- Born: 27 July 1937 Badaun, Uttar Pradesh, India
- Died: 4 February 2006 (aged 68)
- Occupation: Surgeon
- Known for: Kidney transplants

= Raj Vir Singh Yadav =

Indian surgeon (1937–2006)

R.V.S. Yadav was born on 27 July 1937 in Nauliharnathpur (District Budaun), Uttar Pradesh, India. He was awarded the MBBS in 1961 and the MS (Surgery) in 1964 respectively from the King George's Medical College, Lucknow University, Lucknow. He received the FICS (General Surgery) in 1974 from the International College of Surgeons and the FACS (General Surgery) in 1977 from the American College of Surgeons.

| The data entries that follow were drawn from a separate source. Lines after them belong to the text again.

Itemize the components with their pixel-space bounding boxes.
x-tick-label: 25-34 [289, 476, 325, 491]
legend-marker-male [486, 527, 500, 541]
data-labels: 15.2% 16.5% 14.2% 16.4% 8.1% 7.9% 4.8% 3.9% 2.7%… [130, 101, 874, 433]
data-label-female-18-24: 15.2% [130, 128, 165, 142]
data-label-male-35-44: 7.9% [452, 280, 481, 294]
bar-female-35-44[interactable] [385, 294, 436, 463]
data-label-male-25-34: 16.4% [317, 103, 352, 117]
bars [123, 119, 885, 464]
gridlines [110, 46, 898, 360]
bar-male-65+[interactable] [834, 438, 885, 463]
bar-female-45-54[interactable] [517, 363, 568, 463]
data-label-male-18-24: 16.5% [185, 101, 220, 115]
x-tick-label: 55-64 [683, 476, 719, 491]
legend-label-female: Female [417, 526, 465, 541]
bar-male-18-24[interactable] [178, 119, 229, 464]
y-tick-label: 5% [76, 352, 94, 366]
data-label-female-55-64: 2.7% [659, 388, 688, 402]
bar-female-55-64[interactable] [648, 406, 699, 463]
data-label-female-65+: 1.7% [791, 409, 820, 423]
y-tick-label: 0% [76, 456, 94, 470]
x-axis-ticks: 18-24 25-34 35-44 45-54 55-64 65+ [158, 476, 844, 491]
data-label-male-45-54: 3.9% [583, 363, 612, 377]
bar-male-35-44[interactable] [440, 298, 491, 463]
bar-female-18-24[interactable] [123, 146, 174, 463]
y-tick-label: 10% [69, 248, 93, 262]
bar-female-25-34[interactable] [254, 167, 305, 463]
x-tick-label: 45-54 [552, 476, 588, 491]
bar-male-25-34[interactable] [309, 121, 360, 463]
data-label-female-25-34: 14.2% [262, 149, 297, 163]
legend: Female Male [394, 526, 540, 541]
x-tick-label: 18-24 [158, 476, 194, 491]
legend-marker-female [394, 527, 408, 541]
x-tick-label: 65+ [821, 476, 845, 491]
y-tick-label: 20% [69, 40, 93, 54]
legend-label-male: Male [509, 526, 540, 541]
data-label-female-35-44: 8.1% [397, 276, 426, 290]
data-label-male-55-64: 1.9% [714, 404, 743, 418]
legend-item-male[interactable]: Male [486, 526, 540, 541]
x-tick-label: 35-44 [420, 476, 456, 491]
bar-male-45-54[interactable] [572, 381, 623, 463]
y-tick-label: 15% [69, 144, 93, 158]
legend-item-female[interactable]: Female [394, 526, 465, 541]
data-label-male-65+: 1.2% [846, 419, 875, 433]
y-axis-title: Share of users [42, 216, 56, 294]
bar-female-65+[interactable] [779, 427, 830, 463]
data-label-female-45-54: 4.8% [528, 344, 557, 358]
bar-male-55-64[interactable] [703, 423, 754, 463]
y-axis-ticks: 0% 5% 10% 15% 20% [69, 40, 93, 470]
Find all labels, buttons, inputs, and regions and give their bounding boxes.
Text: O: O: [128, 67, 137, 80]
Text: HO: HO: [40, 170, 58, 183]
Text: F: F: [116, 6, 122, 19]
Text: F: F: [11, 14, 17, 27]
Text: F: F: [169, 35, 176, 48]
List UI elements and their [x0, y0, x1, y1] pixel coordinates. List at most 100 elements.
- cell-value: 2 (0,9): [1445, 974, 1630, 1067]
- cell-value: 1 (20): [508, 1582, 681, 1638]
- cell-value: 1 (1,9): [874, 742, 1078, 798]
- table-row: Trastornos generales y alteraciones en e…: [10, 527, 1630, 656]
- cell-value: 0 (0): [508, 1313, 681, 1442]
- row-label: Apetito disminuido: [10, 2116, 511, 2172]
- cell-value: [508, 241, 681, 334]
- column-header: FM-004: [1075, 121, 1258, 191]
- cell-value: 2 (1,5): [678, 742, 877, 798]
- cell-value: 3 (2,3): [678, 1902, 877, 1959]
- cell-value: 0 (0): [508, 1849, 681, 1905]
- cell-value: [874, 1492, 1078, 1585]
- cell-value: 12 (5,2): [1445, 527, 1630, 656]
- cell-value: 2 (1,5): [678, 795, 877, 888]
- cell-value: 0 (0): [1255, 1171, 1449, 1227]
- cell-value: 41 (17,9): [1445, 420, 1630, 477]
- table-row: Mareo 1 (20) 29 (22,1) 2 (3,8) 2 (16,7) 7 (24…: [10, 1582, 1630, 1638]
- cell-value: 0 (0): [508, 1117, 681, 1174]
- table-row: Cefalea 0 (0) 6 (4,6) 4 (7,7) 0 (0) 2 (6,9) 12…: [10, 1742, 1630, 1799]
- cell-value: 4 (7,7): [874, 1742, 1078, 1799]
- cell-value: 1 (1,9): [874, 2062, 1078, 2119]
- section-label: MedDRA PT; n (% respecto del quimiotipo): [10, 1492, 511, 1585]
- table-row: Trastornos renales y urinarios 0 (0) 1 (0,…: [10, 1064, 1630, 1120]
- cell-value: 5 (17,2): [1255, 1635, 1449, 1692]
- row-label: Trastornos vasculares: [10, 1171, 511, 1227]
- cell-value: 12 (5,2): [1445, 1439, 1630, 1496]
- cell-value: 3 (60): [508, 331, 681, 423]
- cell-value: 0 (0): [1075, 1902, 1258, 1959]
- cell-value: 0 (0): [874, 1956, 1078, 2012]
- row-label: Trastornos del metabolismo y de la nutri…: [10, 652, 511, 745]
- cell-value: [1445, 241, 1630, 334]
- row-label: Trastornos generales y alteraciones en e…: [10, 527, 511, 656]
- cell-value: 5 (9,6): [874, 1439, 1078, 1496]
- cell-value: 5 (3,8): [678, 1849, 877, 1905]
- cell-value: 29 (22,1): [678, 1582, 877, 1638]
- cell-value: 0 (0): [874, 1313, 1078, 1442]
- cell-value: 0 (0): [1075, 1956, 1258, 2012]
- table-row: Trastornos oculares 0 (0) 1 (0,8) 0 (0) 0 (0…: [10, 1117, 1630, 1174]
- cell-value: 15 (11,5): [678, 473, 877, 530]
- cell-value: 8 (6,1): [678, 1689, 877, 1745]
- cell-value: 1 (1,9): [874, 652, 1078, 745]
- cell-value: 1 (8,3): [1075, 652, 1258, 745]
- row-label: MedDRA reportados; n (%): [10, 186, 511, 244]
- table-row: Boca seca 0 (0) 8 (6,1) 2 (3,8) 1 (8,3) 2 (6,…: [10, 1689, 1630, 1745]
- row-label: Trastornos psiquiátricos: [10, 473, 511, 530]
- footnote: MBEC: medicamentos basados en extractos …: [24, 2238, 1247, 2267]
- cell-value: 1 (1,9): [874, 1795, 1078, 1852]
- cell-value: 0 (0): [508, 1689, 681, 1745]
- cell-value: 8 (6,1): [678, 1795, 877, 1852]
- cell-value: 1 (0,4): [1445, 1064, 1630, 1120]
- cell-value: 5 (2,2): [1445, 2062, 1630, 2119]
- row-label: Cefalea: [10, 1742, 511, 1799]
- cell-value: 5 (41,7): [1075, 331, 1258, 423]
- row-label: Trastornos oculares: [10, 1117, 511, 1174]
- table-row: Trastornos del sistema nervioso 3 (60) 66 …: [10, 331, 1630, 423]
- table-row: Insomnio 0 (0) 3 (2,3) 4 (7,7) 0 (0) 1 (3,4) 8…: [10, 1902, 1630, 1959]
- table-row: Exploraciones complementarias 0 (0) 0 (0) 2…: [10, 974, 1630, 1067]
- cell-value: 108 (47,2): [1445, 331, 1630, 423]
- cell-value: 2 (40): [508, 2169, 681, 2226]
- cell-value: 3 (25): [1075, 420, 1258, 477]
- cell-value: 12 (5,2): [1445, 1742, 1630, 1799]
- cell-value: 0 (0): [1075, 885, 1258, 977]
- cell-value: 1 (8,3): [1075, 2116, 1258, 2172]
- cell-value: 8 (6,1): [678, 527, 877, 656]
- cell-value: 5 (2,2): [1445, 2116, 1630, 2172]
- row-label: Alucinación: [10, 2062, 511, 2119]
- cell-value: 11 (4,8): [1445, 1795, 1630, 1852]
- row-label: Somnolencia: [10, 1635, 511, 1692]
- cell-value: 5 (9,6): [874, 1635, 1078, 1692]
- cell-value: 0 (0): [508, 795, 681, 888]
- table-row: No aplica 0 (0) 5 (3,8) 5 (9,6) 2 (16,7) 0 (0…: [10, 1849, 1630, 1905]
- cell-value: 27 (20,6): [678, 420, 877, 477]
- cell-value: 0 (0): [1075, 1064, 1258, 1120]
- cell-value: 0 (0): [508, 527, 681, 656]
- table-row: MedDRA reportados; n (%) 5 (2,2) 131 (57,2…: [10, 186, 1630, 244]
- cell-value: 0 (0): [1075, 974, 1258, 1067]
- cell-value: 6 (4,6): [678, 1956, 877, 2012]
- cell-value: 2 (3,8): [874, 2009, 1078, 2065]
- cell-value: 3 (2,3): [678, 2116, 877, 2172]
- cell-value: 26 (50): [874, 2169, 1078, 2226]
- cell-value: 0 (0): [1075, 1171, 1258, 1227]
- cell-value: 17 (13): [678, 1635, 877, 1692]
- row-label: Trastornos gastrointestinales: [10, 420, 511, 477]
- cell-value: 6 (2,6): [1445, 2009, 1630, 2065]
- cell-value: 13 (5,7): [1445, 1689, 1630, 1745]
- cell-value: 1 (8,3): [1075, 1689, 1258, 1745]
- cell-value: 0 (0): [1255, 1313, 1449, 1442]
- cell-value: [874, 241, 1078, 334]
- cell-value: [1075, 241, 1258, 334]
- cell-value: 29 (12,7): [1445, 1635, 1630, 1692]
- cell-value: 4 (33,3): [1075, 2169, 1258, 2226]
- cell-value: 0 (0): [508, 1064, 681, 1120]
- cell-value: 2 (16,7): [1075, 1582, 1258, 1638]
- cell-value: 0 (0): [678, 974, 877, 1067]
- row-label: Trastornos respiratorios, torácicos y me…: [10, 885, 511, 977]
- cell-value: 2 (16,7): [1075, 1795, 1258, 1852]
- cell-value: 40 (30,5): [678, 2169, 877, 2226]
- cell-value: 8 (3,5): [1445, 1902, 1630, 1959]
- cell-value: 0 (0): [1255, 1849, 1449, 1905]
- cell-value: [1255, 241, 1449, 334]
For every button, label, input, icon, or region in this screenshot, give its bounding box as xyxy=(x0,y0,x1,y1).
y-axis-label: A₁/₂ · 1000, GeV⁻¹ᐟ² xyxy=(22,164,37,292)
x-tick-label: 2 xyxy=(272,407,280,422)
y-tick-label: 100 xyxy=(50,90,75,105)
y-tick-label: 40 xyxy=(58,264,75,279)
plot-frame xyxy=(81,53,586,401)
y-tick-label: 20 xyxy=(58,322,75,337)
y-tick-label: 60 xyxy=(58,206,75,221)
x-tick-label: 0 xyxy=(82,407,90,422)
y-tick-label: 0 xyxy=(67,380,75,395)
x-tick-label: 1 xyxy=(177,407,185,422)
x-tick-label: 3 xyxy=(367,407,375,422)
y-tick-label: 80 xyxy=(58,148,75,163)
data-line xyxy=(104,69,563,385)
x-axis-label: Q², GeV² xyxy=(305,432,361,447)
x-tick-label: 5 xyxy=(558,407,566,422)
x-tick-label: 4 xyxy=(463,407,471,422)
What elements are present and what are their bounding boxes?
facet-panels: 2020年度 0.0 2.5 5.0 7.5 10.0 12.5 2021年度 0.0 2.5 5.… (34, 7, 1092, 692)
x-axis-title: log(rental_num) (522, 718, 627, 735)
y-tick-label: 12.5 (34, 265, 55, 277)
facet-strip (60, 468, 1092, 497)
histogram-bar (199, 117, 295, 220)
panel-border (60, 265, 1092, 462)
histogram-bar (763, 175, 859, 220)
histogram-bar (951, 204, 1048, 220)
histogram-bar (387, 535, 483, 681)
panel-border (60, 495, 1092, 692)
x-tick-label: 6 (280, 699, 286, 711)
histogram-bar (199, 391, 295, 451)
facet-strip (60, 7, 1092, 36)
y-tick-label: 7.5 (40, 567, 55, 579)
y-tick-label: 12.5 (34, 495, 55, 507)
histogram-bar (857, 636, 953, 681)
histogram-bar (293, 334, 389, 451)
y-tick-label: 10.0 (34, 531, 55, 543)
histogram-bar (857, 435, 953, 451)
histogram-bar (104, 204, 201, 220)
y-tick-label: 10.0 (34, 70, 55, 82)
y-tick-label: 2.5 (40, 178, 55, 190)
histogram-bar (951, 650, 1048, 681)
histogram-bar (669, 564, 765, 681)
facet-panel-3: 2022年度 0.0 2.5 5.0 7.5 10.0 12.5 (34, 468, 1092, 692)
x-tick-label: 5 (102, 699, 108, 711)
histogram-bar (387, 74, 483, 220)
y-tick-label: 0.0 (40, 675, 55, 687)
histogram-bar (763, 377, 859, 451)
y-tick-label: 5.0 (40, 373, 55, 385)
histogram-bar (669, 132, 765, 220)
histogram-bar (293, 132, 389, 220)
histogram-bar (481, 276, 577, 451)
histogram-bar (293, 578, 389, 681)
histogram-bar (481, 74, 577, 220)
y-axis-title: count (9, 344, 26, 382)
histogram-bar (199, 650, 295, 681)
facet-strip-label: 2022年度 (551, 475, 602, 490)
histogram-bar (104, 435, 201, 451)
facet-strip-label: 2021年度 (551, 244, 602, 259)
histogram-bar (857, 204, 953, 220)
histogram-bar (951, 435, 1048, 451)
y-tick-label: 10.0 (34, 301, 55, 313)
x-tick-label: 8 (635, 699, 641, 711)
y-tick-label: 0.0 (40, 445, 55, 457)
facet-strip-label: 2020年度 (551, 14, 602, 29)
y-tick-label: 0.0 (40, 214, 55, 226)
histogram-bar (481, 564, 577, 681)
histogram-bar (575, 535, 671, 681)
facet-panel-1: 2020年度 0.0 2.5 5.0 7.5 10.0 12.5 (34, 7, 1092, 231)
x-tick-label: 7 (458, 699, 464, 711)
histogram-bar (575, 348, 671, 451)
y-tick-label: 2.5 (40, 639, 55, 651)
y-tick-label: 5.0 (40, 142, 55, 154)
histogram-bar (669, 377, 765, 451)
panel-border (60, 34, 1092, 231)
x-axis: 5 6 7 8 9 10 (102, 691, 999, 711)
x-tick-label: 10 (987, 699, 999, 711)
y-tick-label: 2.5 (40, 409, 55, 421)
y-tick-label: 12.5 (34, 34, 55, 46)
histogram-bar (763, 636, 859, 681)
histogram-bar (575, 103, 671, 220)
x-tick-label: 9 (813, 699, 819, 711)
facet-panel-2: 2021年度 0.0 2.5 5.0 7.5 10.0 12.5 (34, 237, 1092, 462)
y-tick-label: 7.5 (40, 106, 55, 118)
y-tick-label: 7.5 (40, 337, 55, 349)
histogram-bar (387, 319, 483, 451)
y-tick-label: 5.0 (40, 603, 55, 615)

Yadav performed the first kidney transplant in India at the Post Graduate Institute of Medical Education & Research (PGIMER) at Chandigarh in 1973. He was the first transplant surgeon to be by honoured by Indira Gandhi with the Padma Shri award in 1982. He was honorary surgeon to three consecutive Presidents, Dr. Neelam Sanjeeva Reddi, Gyani Zail Singh and R. Venkataraman.

Yadav was honoured with the establishment of the Raj Vir Singh Yadav Foundation, which aims to support medical and scientific education, awareness, research and practice. It offers and supports socio-economic assistance, development, and general welfare and empowerment of the Indian societies.